Eco-Business: AI's Societal Risks Make Governance a Business-Wide Challenge
- 5 hours ago
- 2 min read

As featured in Eco-Business, June 24, 2026
AI governance is no longer a technology department problem. It's a boardroom imperative — and most companies aren't treating it that way.
That's the view Steve Okun, Founder and CEO of APAC Advisors, shared in a recent Eco-Business feature on AI's mounting societal risks in Singapore. His core argument: the risks AI brings cut across every geography, sector, and stakeholder group, and nearly every business now plays a role in shaping its impact.
The piece focuses on what Okun calls the "Responsible AI Trilemma" — three interconnected pressures that leaders can no longer afford to ignore: environmental footprint, workforce disruption, and inequality.
On workforce displacement, Okun pushes back on the comfortable assumption that automation mainly threatens low-skilled roles. AI is increasingly disrupting white-collar and knowledge-based work — and the benefits that do emerge are likely to concentrate among those already ahead. "AI is often framed as the great equaliser," he said. "The reality is the opposite. Without deliberate action, AI's gains flow to those already ahead, widening Singapore's divides rather than closing them."

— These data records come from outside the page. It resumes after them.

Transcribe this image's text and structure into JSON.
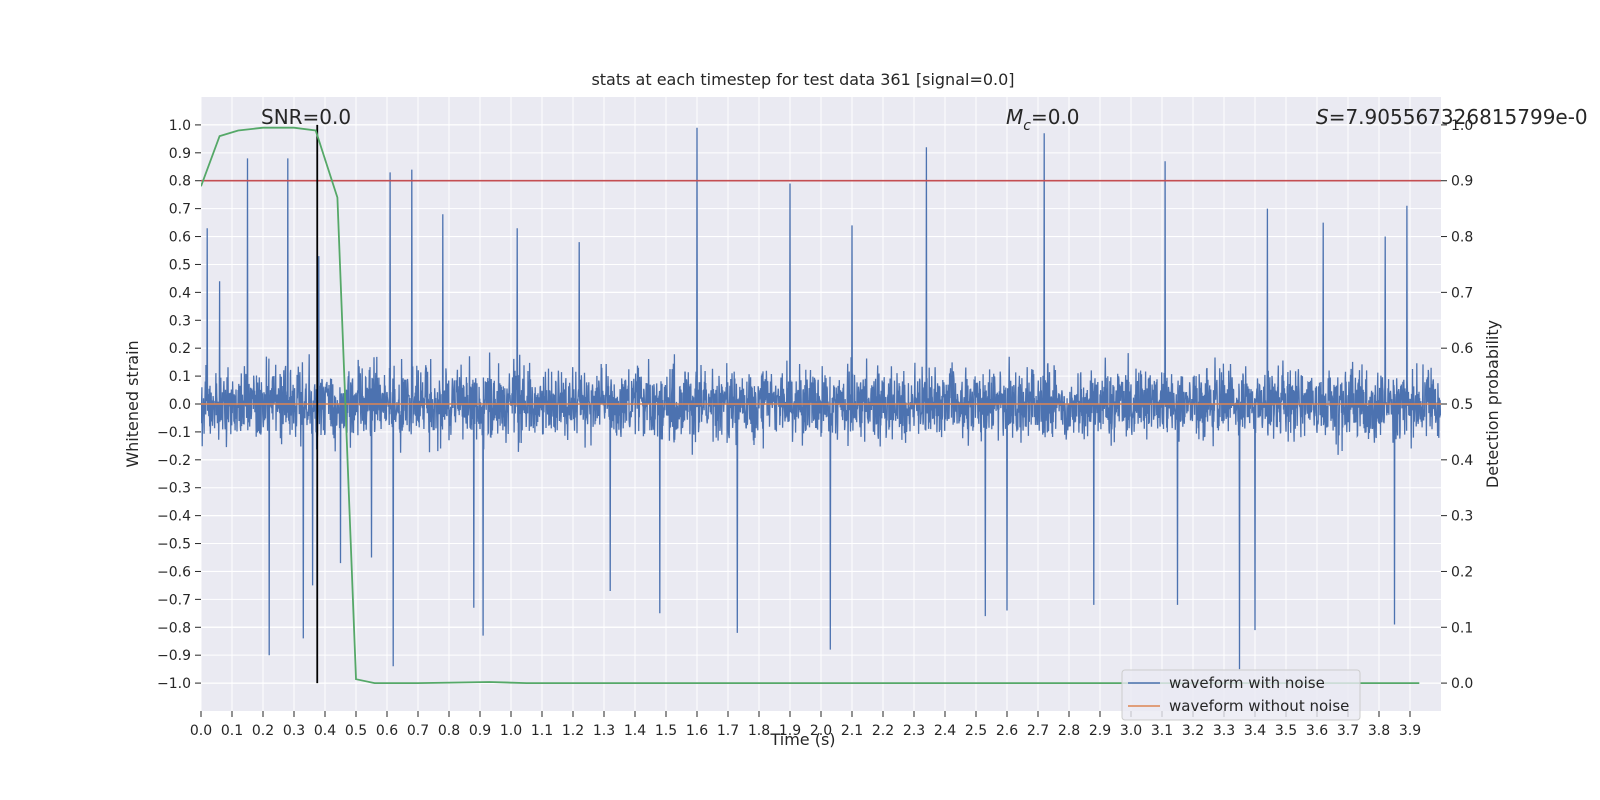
{
  "chart_data": {
    "type": "line",
    "title": "stats at each timestep for test data 361 [signal=0.0]",
    "xlabel": "Time (s)",
    "ylabel": "Whitened strain",
    "ylabel_right": "Detection probability",
    "xlim": [
      0.0,
      4.0
    ],
    "ylim": [
      -1.1,
      1.1
    ],
    "ylim_right": [
      -0.05,
      1.05
    ],
    "x_ticks": [
      "0.0",
      "0.1",
      "0.2",
      "0.3",
      "0.4",
      "0.5",
      "0.6",
      "0.7",
      "0.8",
      "0.9",
      "1.0",
      "1.1",
      "1.2",
      "1.3",
      "1.4",
      "1.5",
      "1.6",
      "1.7",
      "1.8",
      "1.9",
      "2.0",
      "2.1",
      "2.2",
      "2.3",
      "2.4",
      "2.5",
      "2.6",
      "2.7",
      "2.8",
      "2.9",
      "3.0",
      "3.1",
      "3.2",
      "3.3",
      "3.4",
      "3.5",
      "3.6",
      "3.7",
      "3.8",
      "3.9"
    ],
    "y_ticks": [
      "1.0",
      "0.9",
      "0.8",
      "0.7",
      "0.6",
      "0.5",
      "0.4",
      "0.3",
      "0.2",
      "0.1",
      "0.0",
      "-0.1",
      "-0.2",
      "-0.3",
      "-0.4",
      "-0.5",
      "-0.6",
      "-0.7",
      "-0.8",
      "-0.9",
      "-1.0"
    ],
    "y_ticks_right": [
      "1.0",
      "0.9",
      "0.8",
      "0.7",
      "0.6",
      "0.5",
      "0.4",
      "0.3",
      "0.2",
      "0.1",
      "0.0"
    ],
    "annotations": {
      "snr": "SNR=0.0",
      "mc_symbol": "M",
      "mc_sub": "c",
      "mc_value": "=0.0",
      "s_symbol": "S",
      "s_value": "=7.905567326815799e-0"
    },
    "legend": {
      "placement": "lower-right",
      "entries": [
        "waveform with noise",
        "waveform without noise"
      ]
    },
    "colors": {
      "noise": "#4c72b0",
      "clean": "#dd8452",
      "probability": "#55a868",
      "threshold": "#c44e52",
      "marker": "#000000",
      "background": "#eaeaf2"
    },
    "series": [
      {
        "name": "waveform with noise",
        "note": "dense noise trace; representative extreme peaks (time, value)",
        "spikes": [
          [
            0.02,
            0.63
          ],
          [
            0.06,
            0.44
          ],
          [
            0.15,
            0.88
          ],
          [
            0.22,
            -0.9
          ],
          [
            0.28,
            0.88
          ],
          [
            0.33,
            -0.84
          ],
          [
            0.36,
            -0.65
          ],
          [
            0.38,
            0.53
          ],
          [
            0.45,
            -0.57
          ],
          [
            0.55,
            -0.55
          ],
          [
            0.61,
            0.83
          ],
          [
            0.62,
            -0.94
          ],
          [
            0.68,
            0.84
          ],
          [
            0.78,
            0.68
          ],
          [
            0.88,
            -0.73
          ],
          [
            0.91,
            -0.83
          ],
          [
            1.02,
            0.63
          ],
          [
            1.22,
            0.58
          ],
          [
            1.32,
            -0.67
          ],
          [
            1.48,
            -0.75
          ],
          [
            1.6,
            0.99
          ],
          [
            1.73,
            -0.82
          ],
          [
            1.9,
            0.79
          ],
          [
            2.03,
            -0.88
          ],
          [
            2.1,
            0.64
          ],
          [
            2.34,
            0.92
          ],
          [
            2.53,
            -0.76
          ],
          [
            2.6,
            -0.74
          ],
          [
            2.72,
            0.97
          ],
          [
            2.88,
            -0.72
          ],
          [
            3.11,
            0.87
          ],
          [
            3.15,
            -0.72
          ],
          [
            3.35,
            -0.95
          ],
          [
            3.4,
            -0.81
          ],
          [
            3.44,
            0.7
          ],
          [
            3.62,
            0.65
          ],
          [
            3.82,
            0.6
          ],
          [
            3.85,
            -0.79
          ],
          [
            3.89,
            0.71
          ]
        ]
      },
      {
        "name": "waveform without noise",
        "x": [
          0.0,
          4.0
        ],
        "y": [
          0.0,
          0.0
        ]
      },
      {
        "name": "detection probability",
        "axis": "right",
        "x": [
          0.0,
          0.06,
          0.12,
          0.2,
          0.3,
          0.37,
          0.44,
          0.5,
          0.56,
          0.7,
          0.93,
          1.05,
          1.5,
          2.0,
          3.0,
          3.93
        ],
        "y": [
          0.89,
          0.98,
          0.99,
          0.995,
          0.995,
          0.99,
          0.87,
          0.007,
          0.0,
          0.0,
          0.002,
          0.0,
          0.0,
          0.0,
          0.0,
          0.0
        ]
      }
    ],
    "threshold_line": {
      "axis": "right",
      "y": 0.9
    },
    "marker_line": {
      "x": 0.375,
      "y_range": [
        -1.0,
        1.0
      ]
    }
  }
}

On governance, Okun welcomed Singapore's policy efforts but argued they don't go far enough. SkillsFuture and voluntary frameworks are a start — but the responsibility cannot fall on workers alone. "Singapore's response will fall short unless businesses and investors step up too."
His call to action for corporate leaders is clear: treat AI risk the same way you treat climate risk. Stress-test your business model. Plan for a future where access to AI is scarce, expensive, or constrained by regulation. "AI access may not always be unlimited as risks mount," he said. "Companies need to stress-test their plans to ensure business continuity.